Aceitarei na tumba, e aceito desde já, esse decreto. O mundo vai eliminar, tenho certeza, essa propaganda gratuita de grifes, esse salto alto de shoppings e filas de aeroporto.
Mas não ainda. Faltam novas etapas, novos aprofundamentos no fenômeno.
Até agora, as roupas só trazem estampada a própria marca: a calça Valentino foi feita, por exemplo, pelo sr. Valentino e seus associados.
Óbvio; até aí nada de mais.
Vamos em frente. Por que não usar outros logotipos? Penso, então, na calça Shopping Iguatemi. Ou na bolsa Itaú, laranja, provavelmente, com fecho esmaltado de azul.
Teremos as ultramarcas, as marcas não da fábrica, mas do serviço.
A camiseta Eletropaulo ou o boné Porto Seguro poderão, é certo, criar confusão. As pessoas não vão saber se você é consumidor ou funcionário da empresa. Afinal, qual a diferença?
Um boné Rede Globo me fará, quem sabe, distribuir autógrafos como se eu fosse o Galvão Bueno.

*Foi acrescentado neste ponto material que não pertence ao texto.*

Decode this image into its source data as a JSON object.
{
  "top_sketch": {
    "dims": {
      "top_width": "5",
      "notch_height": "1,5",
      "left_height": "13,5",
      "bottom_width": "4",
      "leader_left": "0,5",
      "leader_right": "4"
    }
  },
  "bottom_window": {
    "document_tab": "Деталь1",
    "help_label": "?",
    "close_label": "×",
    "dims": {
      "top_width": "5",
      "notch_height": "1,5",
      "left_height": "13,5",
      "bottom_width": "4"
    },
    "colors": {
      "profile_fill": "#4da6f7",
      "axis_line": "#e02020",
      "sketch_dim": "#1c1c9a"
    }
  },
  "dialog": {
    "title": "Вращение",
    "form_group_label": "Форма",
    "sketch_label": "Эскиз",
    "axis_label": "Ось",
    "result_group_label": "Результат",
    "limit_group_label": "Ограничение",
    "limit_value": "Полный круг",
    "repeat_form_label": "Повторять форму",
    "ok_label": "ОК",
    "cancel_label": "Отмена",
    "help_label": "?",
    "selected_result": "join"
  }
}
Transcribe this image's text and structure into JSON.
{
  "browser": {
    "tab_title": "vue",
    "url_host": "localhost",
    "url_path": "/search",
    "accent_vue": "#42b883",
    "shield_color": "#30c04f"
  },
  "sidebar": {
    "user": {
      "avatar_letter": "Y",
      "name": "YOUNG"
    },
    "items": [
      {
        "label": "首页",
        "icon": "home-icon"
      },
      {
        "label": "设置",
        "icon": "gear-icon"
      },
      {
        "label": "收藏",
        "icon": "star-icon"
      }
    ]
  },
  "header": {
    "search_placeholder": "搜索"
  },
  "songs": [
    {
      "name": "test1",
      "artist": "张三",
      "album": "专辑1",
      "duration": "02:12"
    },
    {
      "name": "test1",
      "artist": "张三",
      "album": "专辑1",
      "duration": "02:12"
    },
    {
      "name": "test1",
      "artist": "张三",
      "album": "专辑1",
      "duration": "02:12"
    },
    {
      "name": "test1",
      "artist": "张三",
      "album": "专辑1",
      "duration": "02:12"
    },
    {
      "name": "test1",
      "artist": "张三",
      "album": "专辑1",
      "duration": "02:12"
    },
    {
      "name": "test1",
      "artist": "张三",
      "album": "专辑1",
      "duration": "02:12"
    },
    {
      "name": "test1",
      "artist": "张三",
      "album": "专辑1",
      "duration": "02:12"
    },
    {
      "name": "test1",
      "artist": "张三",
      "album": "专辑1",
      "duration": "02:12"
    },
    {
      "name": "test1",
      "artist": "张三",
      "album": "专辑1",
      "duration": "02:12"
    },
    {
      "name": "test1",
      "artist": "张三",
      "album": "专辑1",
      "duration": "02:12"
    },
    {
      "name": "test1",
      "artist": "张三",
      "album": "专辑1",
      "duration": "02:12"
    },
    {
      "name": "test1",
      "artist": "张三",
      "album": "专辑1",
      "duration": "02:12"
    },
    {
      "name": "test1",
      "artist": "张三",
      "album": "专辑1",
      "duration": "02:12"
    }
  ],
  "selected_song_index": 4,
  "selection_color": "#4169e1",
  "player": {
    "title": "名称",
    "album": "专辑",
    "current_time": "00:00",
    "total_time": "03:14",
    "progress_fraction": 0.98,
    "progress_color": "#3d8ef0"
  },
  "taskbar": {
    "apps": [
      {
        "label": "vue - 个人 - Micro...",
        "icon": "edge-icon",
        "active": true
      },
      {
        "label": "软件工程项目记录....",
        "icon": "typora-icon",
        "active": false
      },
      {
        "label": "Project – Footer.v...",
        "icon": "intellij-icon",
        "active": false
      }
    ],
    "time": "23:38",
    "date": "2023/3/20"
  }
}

Ou, com mais sorte, Marcello Antony. Se estiver difícil convencer os incautos, poderia personalizar o meu paletozinho, com o nome dele bordado em letras discretas.
Não serei mais um Lacoste qualquer; serei a propaganda, o sósia, o espelho do meu ídolo global.
Sem chegar a tanto, alguns varejistas internacionais já apostam na novidade. Leio que, na Inglaterra, uma rede de supermercados passou a vender pulôveres com seu logotipo. Não é bem o Pão de Açúcar; é uma rede baratíssima, o guaraná Dolly do velho mundo.
Chama-se Lidl. O símbolo da marca já depõe a respeito de sua baixa sofisticação. Um quadrado azul, com um círculo amarelo dentro, onde se inscreve o nome em letras grossas azuis, exceto o "i", que é vermelho.
Pois bem, fizeram o tal pulôver da Lidl. No dia do lançamento, foram vendidos 84 itens por minuto. A coisa se esgotou, e pode ser encontrada no Ebay pelo equivalente a R$ 8.000.
Não se trata de um casaco qualquer. O que torna tudo mais assustador é que o item faz parte de uma categoria que não conhecemos no Brasil: o pulôver de Natal.
É uma tradição inglesa, embora o supermercado seja alemão. Nesta época do ano, usam-se pulôveres com desenhos de pinheiros, renas, bolas de Natal —e, por que não, logotipos comerciais misturados no meio. Do McDonald’s ao equivalente local da Preçolândia, meias, gorros e casacos adotam o espírito natalino.
Corpos e corações se aquecem; o planeta também.
Pode parecer inútil a ideia de que "se cada um mudar seu comportamento" o meio ambiente será salvo. Mas a destruição promovida pela sociedade de consumo, quando vista em detalhe, é de fazer o Menino Jesus espernear no seu presépio.
Sete milhões de árvores de Natal vão para o lixo na Inglaterra, quando acabam as festas. As crianças põem comidas de brinquedo no jardim, para alimentar as renas de Papai Noel: plástico, alumínio, tinta e purpurina entram na barriga de passarinhos e outros animais.
Dois milhões de quilos de queijo são jogados fora depois da ceia natalina. Mais de 20 milhões de pessoas declaram ter recebido presentes que não queriam.
Isso, só na Inglaterra. Imagine nos Estados Unidos. No futuro, cada família desembrulhando seus pacotes não será diferente do viking que invadiu o Capitólio. Os chifres dele não eram de rena; mas, daqui a cem anos, ninguém notará a diferença.